Blockchain can be used to revolutionalize the way we keep health records and cryptocurrency have played in great role in the prominence of blockchain. The blockchain is the platform through which cryptocurrency comes into play; blockchain is the technology that serves as the distributed ledger from which the network is formed. This network creates a unit of the transaction through which values can be transferred.

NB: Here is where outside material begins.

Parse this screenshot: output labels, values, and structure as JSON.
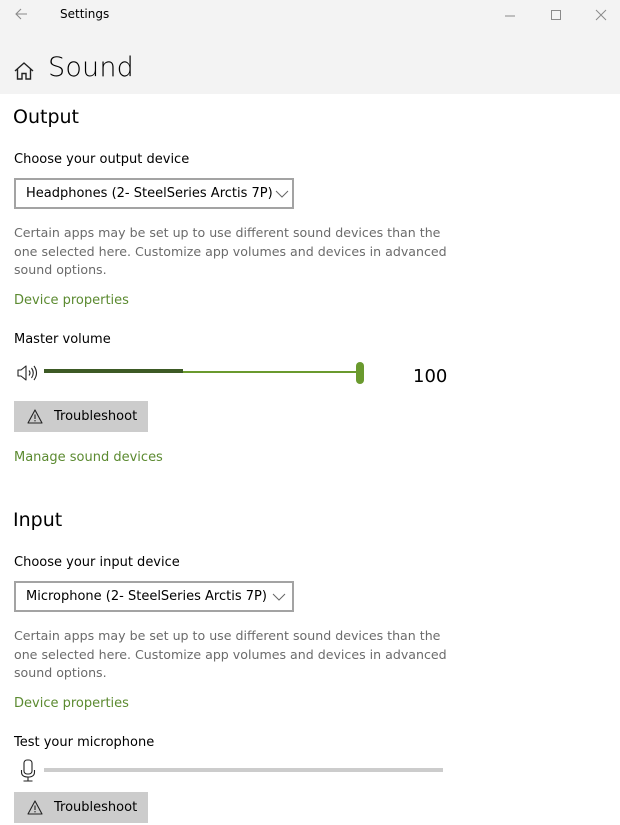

Cryptocurrency are the tokens that these networks use transfer value from one user to another. Therefore, with the continued popularity of cryptocurrency, the blockchain can only grow. Cryptocurrency are part of the blockchain ecosystem and they go hand-in-hand because cryptocurrency is needed to transact on a blockchain. On the other hand, without the blockchain, there would be no way to record or transfer these values.

Blockchain can help us handle certain problems well, also it can also be used to reduce costs, improve workflow and so much more.



You do not need to know a lot on the use of blockchain and the effects that cryptocurrency has on the value of blockchain. Blockchain cuts of the role of middlemen and makes transactions easy and straightforward for all to see. Identity is very important when it comes to online transactions; therefore, the structure that is used for management of identity by blockchains can find people’s real identity.

As far as secure transactions are concerned in the cryptocurrency world, blockchain technology is the future.

Blockchain and cryptocurrency are tipped to show the blueprint for a more advanced democratic, independent and transparent society. The decentralized structure of these technologies is bound to shape the way the coming generation with handle finances and other things.

The situation with blockchain technology today is similar to what we had in Silicon Valley during the early 1990s. The similarity lies in the unending potential that blockchain technology holds; the only limitations that exist with blockchain technology are the limitations in your mind.




“Blockchain solves the problem of manipulation. When I speak about it in the West, people say they trust Google, Facebook, or their banks. But the rest of the world doesn’t trust organizations and corporations that much — I mean Africa, India, Eastern Europe, or Russia. It’s not about the places where people are really rich. Blockchain’s opportunities are the highest in the countries that haven’t reached that level yet.”